Император сидел, сомкнув кулаки, в своем купе. Мимо проносились полустанки и мелкие городки. Кошки выли на душе. Вспомнилось отчего-то путешествие по Транссибу. Тогда жизнь казалась такой безоблачной и блестящей! Бескрайние просторы земли русской вокруг, они вот-вот должны были стать его. Но… случился девятьсот пятый год, вынужденная уступка интеллигенции и «либеральной оппозиции». Не должен был он этого делать, не должен! Быть может, ныне выпал шанс покончить со всем разбродом одним ударом? Но как же Аликс и дети, им угрожала опасность, и он не успеет в столицу, если отправится в Царское Село. Аликс и дети…

Поезд остановился. Через некоторое время в купе постучали.

— Да, да. — Мысли Николая все продолжали летать над Царским Селом и столицей.

— Ваше Величество, боюсь, нам не попасть ни в Царское Село, ни в Петроград. Дорогу перекрыли восставшие, нам об этом сообщили станционный смотритель и местные полицейские.

— Что же тогда делать? — Николай напрягся — внутренне, потому что внешне он не хотел показывать своих чувств, особенно сейчас. Пусть думают, что самодержец непоколебим!

— Можно идти на Псков, к Рузскому. Там верные части, и…

— Пусть машинисты двигают состав в штаб Северного фронта. И быстрее, быстрее! — Голос Николая предательски дрожал.

— Есть!

Псков. Древний, седой, многое повидавший Псков. Здесь когда-то гуляли немецкие псы-рыцари…

Перрон был пуст….

Николай прохаживался взад-вперед по платформе, заложив руки за спину. Светало. Никто так и не соизволил прийти, даже офицеры Северного фронта. Стало гадко и мерзко на душе. Только потом кто-то из нижних чинов соизволил выйти и встретить самодержца. «Хотя какой из человека, которого на собственной земле не встречают, самодержец», — горестно подумал Николай…

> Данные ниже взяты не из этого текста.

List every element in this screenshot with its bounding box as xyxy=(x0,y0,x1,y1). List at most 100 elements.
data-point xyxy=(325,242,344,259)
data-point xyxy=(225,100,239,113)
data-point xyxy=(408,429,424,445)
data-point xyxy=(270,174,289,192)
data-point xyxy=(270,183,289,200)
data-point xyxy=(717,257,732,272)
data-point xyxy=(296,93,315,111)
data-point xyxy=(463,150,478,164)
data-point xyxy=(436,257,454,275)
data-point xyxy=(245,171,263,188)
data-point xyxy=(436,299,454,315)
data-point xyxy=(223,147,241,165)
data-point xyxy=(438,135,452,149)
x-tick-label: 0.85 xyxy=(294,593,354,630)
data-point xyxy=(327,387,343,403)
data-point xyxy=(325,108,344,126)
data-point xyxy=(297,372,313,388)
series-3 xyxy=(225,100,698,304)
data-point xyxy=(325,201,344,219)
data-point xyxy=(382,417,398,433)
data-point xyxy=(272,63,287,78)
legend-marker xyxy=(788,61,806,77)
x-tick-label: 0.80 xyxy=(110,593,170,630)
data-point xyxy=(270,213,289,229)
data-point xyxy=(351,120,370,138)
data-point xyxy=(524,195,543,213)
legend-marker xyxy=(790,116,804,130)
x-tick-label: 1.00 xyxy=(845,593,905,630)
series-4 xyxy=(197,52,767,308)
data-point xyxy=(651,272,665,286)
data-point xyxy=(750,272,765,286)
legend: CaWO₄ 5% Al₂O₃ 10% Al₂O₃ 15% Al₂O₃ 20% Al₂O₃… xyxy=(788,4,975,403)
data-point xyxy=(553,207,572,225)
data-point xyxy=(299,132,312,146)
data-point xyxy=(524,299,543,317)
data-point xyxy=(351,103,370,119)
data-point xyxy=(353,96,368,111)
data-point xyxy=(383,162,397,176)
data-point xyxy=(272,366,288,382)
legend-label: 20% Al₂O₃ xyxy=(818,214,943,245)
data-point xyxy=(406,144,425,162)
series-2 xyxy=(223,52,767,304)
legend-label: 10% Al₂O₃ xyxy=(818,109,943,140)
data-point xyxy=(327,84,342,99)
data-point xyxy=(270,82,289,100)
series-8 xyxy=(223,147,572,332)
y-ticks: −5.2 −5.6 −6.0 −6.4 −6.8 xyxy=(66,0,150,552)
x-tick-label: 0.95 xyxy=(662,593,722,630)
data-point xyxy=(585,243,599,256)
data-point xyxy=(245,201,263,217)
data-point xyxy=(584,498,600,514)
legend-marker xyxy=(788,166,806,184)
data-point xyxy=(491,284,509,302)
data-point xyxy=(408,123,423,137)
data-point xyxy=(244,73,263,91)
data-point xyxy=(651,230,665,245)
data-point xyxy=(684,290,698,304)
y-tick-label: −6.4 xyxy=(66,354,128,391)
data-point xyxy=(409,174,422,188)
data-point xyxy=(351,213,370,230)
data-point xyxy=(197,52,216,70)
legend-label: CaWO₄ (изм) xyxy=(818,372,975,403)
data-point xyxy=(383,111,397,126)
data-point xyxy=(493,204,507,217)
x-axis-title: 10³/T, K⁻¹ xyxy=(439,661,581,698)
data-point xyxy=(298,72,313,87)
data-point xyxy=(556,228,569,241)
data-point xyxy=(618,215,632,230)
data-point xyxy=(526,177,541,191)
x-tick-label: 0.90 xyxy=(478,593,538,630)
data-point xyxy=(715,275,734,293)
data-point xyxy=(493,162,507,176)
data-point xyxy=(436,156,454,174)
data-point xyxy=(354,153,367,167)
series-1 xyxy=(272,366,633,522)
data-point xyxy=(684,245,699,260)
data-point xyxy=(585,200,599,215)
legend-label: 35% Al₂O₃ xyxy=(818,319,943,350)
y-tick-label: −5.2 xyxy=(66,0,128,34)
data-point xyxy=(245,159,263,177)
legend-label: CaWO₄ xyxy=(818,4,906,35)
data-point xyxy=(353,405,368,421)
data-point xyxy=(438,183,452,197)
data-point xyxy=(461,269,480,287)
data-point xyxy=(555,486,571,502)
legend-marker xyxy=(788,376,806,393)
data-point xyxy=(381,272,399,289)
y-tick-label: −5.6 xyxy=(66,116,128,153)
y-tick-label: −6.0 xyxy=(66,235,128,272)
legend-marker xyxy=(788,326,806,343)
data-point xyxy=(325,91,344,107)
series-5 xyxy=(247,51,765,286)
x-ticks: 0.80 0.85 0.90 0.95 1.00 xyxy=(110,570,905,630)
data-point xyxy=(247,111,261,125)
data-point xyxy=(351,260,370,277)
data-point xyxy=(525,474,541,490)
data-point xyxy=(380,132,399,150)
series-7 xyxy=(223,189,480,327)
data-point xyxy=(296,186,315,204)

— Положение удручающее. — Рузский сразу взял быка за рога.

Этот без меры уверенный в себе человек сейчас почувствовал себя хозяином положения. Дерзким жестом предложив Николаю занять место напротив себя, Рузский, поигрывая перьевой ручкой в золотой оправе, отстраненно, будто с трупом, разговаривал с императором. Да, по сути, Николай вот-вот и должен был стать трупом — политическим…

— Царское Село практически в руках восставших, в Петрограде час от часу ждут восстания гарнизона, и Великий князь вряд ли с ним справится с таким мизерным количеством войск. Заводы остановились, транспорт парализовало. Кронштадт неистовствует. Вот-вот пламя революции — а я уверен, началась революция! — перекинется на всю страну. В этих условиях я вынужден от лица всего командного состава просить вас, Ваше Величество, подписать отречение. Это необходимо для блага страны и победы!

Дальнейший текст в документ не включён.